Bild der 46. Woche - 16. November bis 22. November 2020
Bei Reisenden aus Fernost wird es zunehmend beobachtet: das »Paris-Syndrom«. Japanische Touristinnen und Touristen verzweifeln und leiden, wenn die Seine-Metropole, verehrt als Stadt der Liebe, Kunst und Eleganz, so gar nicht ihren lang gehegten Erwartungen entspricht. Ruppig statt romantisch, Müll statt Monet.

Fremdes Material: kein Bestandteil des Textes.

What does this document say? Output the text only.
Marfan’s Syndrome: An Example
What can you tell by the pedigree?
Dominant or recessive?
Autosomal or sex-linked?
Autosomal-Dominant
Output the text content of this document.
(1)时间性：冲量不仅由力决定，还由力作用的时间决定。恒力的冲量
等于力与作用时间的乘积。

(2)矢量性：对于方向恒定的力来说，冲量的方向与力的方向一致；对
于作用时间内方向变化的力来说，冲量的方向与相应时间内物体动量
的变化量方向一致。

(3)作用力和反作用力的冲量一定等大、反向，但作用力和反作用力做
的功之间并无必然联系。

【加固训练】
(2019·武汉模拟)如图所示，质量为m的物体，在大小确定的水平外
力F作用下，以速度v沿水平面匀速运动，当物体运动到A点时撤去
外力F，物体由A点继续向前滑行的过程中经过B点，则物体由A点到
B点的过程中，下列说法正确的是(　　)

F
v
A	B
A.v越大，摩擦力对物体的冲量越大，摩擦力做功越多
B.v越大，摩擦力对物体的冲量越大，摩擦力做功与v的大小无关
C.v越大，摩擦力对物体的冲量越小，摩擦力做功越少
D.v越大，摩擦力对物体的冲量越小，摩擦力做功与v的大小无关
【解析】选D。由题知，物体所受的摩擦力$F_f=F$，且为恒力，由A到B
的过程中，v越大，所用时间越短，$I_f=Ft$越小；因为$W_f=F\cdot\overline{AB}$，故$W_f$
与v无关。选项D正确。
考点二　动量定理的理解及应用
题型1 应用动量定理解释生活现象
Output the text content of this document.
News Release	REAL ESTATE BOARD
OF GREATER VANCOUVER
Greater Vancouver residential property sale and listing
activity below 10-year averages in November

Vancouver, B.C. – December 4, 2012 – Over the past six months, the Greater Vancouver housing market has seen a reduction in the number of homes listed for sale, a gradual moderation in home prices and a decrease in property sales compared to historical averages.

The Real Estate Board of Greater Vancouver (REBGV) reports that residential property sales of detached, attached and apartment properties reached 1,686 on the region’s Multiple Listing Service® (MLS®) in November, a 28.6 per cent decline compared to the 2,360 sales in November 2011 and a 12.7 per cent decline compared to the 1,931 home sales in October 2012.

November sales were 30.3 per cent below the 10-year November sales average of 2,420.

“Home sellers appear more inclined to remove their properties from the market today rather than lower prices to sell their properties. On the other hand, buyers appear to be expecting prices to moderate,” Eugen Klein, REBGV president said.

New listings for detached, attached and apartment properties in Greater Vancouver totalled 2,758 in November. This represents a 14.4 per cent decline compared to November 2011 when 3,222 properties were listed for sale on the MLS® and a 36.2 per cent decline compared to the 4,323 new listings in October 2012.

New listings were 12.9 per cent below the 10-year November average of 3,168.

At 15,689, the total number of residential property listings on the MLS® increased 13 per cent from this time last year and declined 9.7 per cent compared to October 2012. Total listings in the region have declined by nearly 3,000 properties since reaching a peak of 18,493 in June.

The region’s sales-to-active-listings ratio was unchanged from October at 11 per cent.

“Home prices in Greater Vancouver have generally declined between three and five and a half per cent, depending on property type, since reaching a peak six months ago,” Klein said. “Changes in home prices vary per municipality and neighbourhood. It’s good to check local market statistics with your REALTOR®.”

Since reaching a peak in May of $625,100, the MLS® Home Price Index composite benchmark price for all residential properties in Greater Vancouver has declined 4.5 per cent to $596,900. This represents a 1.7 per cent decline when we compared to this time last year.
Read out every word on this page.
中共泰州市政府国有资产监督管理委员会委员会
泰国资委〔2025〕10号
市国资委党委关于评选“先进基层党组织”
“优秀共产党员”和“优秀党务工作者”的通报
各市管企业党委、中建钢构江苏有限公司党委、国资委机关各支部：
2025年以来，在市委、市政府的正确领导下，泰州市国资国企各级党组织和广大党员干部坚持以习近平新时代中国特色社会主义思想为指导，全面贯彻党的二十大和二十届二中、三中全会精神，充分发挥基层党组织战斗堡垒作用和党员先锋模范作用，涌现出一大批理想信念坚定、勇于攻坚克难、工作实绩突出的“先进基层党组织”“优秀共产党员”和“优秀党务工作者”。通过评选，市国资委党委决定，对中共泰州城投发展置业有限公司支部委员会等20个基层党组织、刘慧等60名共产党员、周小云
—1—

Käthe Kollwitz (1867 – 1945) konnte das nicht schrecken. Als die Künstlerin im Jahre 1904 zwei Monate lang in Paris weilt, ist sie »bezaubert«. Paris ist zu jener Zeit der Inbegriff der modernen Stadt, mit breiten Boulevards, sternförmigen Plätzen und großbürgerlichen Gebäuden. Tagsüber besucht Kollwitz Cafés, Museen, Ateliers und vor allem die Plastik-Klasse der Académie Julien. Nachts findet man sie in den Tanzlokalen auf dem Montmartre und dem Montparnasse, aber auch in den zwielichtig-düsteren Kellerkneipen unter den Markthallen. Der Schriftsteller und Kunstkritiker Wilhelm Uhde (in die Spelunken kommt die Dame nur in Herrenbegleitung) erinnert sich: Im »Caveau des Innocents saßen die jungen Mörder, Kinder, trunken von Liebe und Eifersucht, während draußen Türen schlugen, in der Finsternis Schreie wie von Sterbenden tönten.« Die Atmosphäre der Halbwelt inspiriert Käthe Kollwitz zu einer Reihe von Zeichnungen, die heute zu ihren modernsten Werken gehören.